In all three countries the epidemic appears to be established and the virus circulating within certain communities, albeit still in relatively low numbers. All three countries have adopted lockdown strategies. They are now in a race against time to identify undiagnosed carriers of the virus – so they can be quarantined - before flu season arrives and the temperature becomes far more conducive to its transmission from person to person.

This is no easy task. One of the difficulties in trying to identify all carriers and thereby root out the virus is that the symptoms of Covid-19 can, in many people, be very mild, and indistinguishable from common ailments and irritations. Such people, as well as those who are pre-symptomatic, can nonetheless covertly and unwittingly pass on the virus to others, who may also not particularly notice that they have it.

This makes it very difficult to completely eradicate the virus. Even Singapore, which has had from the start stringent quarantine rules and excellent contact tracing, combined with an amenable tropical climate, has recently reported a number of new local clusters of infection.

South Africa has decided to impose a very economically and socially costly version of the lockdown. China did something similar, but at a much later stage of the epidemic, and they made absolutely sure it worked the first time around, as they knew it could not be repeated. A lot of the potential benefit in our country has been lost by the failure to align it with mass testing of people in the townships and informal settlements. As it is, that testing will only really get going towards the end of the lockdown period. Once people are moving around again it becomes much more difficult to identify and isolate existing clusters of infection before new ones break out.
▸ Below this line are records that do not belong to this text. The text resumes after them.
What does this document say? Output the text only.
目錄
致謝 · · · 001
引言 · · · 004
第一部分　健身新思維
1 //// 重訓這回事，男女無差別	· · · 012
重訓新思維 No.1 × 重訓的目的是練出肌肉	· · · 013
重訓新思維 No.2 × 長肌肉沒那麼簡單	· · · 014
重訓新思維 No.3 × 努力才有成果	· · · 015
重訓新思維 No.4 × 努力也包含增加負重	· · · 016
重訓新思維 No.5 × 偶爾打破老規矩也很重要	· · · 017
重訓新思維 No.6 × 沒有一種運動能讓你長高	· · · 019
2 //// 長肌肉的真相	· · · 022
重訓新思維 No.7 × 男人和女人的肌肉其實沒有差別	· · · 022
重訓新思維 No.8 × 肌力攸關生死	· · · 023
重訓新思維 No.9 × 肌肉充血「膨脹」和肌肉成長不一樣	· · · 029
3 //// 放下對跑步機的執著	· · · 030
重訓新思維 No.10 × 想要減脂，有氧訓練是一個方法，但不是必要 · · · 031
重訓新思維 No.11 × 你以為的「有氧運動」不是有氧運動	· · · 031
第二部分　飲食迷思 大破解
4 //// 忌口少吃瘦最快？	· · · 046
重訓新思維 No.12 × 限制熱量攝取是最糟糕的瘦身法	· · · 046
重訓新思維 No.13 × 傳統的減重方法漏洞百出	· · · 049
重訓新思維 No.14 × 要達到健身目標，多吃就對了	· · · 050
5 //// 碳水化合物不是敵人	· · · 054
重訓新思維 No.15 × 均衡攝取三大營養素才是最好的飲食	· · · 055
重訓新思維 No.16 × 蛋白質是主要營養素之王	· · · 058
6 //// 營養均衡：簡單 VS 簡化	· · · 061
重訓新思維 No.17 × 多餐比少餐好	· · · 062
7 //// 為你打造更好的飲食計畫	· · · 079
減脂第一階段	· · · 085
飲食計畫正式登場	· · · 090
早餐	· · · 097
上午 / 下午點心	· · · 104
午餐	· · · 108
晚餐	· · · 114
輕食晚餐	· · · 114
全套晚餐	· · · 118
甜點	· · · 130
Other aspects may prove in the long run to have been counter-productive. Many of the rules that have been imposed are idiotic and serve no rational purpose in checking the spread of Covid-19. Keeping people indoors for long periods actually facilitates the spread of respiratory illnesses within homes, and between them, as many people will continue to socialise with their neighbours behind closed doors. It is also detrimental to their physical and mental health, and their immunity, ahead of winter. It is very likely that many children are suffering from under-nutrition as they are no longer receiving meals at school, and/or the government is currently denying their parents in the informal sector the ability to earn an income.

South Africa’s 21 day lockdown then will likely have helped in the short term to limit the spread of the virus within the suburbs, and between cities and provinces, though less within high density areas where social distancing is neither feasible nor enforceable, to the extent that it has already established a foothold in such places.

If winter comes and the virus nonetheless breaks out then anything gained in suppressing its spread during the lockdown could be lost within a matter of days, even hours. Should this happen the current 21 day lockdown will go down in history as a "magical solution" to a looming catastrophe that achieved, at enormous cost, almost nothing at all.